Qu’est-ce qu’une coopérative de solidarité ?

POINT DE VUE / Le projet de relance du Groupe Capital Médias sous la forme d’une ou de plusieurs coopératives est une initiative judicieuse et audacieuse. Pour favoriser l’ancrage territorial et la pérennité des journaux, la forme coopérative qui devrait être privilégiée pour chaque journal est la coopérative de solidarité.

Bien qu’il s’agisse d’une innovation sociale qui réponde de façon très adéquate aux besoins de nombreux acteurs socioéconomiques à travers la province, la coopérative de solidarité reste, à ce jour, peu connue du grand public. Ce type de coopérative existe pourtant au Québec depuis 1997. Il faut aussi noter que des modèles similaires existent dans d’autres pays, incluant la France, l’Italie et les États-Unis. Chez nous, les coopératives de solidarité sont toutes des PME, la plupart d’entre elles comptant moins de 50 employés. Malgré leur nouveauté dans le monde des affaires québécois, on remarque déjà leur impact socioéconomique positif dans les communautés et secteurs d’activité dans lesquels elles sont actives, autant dans les milieux ruraux qu’urbains.

La coopérative de solidarité repose sur l’idée, commune à toutes les coopératives, que la réussite d’une entreprise s’appuie sur une double rentabilité, à la fois économique et sociale. À l’instar des coopératives traditionnelles, elles répondent aux besoins économiques, sociaux ou culturels de leurs membres par le moyen d’une activité marchande. Toutefois, contrairement aux autres types de coopératives, une coopérative de solidarité doit compter au moins deux catégories de membres parmi les suivants : consommateurs, producteurs, travailleurs et «membres de soutien». C’est l’ajout de la catégorie de membres de soutien qui représente la deuxième caractéristique distinctive de la coopérative de solidarité.

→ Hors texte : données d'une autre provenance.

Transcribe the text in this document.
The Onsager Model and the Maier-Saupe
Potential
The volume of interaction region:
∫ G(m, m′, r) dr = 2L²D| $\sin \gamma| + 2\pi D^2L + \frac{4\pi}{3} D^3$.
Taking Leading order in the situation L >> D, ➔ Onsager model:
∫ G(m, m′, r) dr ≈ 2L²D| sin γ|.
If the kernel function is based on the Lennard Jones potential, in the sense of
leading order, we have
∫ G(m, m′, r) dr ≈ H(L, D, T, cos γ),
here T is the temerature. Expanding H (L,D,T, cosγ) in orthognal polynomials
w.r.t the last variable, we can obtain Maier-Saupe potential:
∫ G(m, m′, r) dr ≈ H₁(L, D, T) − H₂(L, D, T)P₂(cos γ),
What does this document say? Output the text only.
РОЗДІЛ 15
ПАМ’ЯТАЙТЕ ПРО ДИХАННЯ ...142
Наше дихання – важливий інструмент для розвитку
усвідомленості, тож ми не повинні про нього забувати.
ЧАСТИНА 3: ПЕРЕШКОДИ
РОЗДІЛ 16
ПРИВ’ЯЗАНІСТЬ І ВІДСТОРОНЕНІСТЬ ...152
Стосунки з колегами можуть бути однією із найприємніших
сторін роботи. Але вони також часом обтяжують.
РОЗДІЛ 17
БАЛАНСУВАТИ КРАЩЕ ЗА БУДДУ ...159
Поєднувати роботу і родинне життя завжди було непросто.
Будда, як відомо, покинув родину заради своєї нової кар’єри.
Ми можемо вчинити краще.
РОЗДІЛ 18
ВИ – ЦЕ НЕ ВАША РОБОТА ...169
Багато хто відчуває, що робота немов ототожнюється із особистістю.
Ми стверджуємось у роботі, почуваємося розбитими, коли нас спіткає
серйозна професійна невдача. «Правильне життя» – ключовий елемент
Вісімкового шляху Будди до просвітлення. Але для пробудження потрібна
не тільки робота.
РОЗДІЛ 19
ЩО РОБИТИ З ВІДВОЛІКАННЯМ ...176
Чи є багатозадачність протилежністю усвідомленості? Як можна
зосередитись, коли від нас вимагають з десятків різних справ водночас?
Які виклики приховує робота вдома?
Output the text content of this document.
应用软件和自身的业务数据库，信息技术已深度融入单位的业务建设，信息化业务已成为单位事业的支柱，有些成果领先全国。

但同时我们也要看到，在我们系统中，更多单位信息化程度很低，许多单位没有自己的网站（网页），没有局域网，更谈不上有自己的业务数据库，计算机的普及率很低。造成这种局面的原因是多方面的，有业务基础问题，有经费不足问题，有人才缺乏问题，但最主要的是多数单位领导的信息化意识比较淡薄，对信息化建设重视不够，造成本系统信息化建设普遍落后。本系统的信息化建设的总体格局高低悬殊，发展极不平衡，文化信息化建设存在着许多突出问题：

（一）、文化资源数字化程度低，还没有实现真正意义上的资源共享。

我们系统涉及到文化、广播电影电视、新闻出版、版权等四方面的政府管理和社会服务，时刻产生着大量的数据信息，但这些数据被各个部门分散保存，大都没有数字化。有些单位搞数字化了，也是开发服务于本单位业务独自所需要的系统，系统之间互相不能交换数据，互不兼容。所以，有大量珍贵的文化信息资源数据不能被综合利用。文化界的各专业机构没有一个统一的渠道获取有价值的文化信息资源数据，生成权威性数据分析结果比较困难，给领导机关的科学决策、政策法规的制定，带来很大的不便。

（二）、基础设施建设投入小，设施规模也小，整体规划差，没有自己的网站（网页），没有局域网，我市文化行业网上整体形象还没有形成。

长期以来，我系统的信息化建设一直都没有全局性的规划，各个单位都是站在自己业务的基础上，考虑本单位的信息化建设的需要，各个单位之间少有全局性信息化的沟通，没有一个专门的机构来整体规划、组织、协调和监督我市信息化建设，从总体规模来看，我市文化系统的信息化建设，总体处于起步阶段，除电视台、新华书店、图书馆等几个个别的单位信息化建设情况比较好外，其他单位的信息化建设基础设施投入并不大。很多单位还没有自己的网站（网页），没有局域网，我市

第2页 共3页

Ceux-ci appuient le projet de coopérative parce qu’ils en voient l’utilité sociale, mais sans avoir nécessairement recours à ses services. Ainsi, la structure même des coopératives de solidarité formalise l’internalisation de parties prenantes habituellement externes aux coopératives. Elles profitent ainsi d’un membrariat diversifié et hétérogène.

Cette composition hétérogène permet aux coopératives de solidarité de s’appuyer sur l’intelligence collective de leur communauté, en réunissant une diversité d’acteurs au cœur de leur structure décisionnelle. Cela accroît l’ancrage de la coopérative dans son milieu, lui permettant de bénéficier des ressources disponibles au sein de la communauté. Ce type de coopérative possède d’emblée, du fait de la diversité de son membrariat, une portée sociale plus importante que les coopératives traditionnelles. D’une part, elles doivent répondre simultanément à divers types de besoins, portés par les différentes catégories de membres. D’autre part, elles permettent à des personnes n’ayant pas un usage direct des services de la coopérative d’en devenir membres, invitant ainsi des représentants de la communauté à joindre la coopérative.

Cette inclusion se reflète notamment dans la gouvernance, puisque le principe démocratique qui guide les coopératives, souvent résumé par la maxime «un membre, un vote», implique que chacun des types de membres sera représenté au conseil d’administration, lequel est élu par et parmi les membres. La constitution du conseil d’administration est déterminée par la coopérative, qui a la latitude de choisir le nombre de sièges réservés à chaque catégorie de membres (minimum d’un siège par catégorie). Toutefois, un maximum du tiers des sièges du conseil d’administration peut être alloué aux membres de soutien, laissant nécessairement la majorité des sièges à des membres travailleurs, consommateurs ou producteurs (selon la formule choisie).

On pourrait ainsi facilement imaginer que la communauté d’appui qui s’est formée autour de chaque journal du Groupe Capital Médias soit intégrée au projet coopératif si celui-ci empruntait la voie de la coopérative de solidarité. Cela permettrait de formaliser et de renforcer le soutien de la communauté, d’ancrer chaque journal dans sa localité et de donner un pouvoir décisionnel réel — quoique limité — à des parties prenantes éminemment concernées par ce projet.

Luc Audebrand, professeur titulaire à la Faculté des sciences de l’administration de l’Université Laval

Myriam Michaud, étudiante au doctorat à la Faculté des sciences de l’administration de l’Université Laval.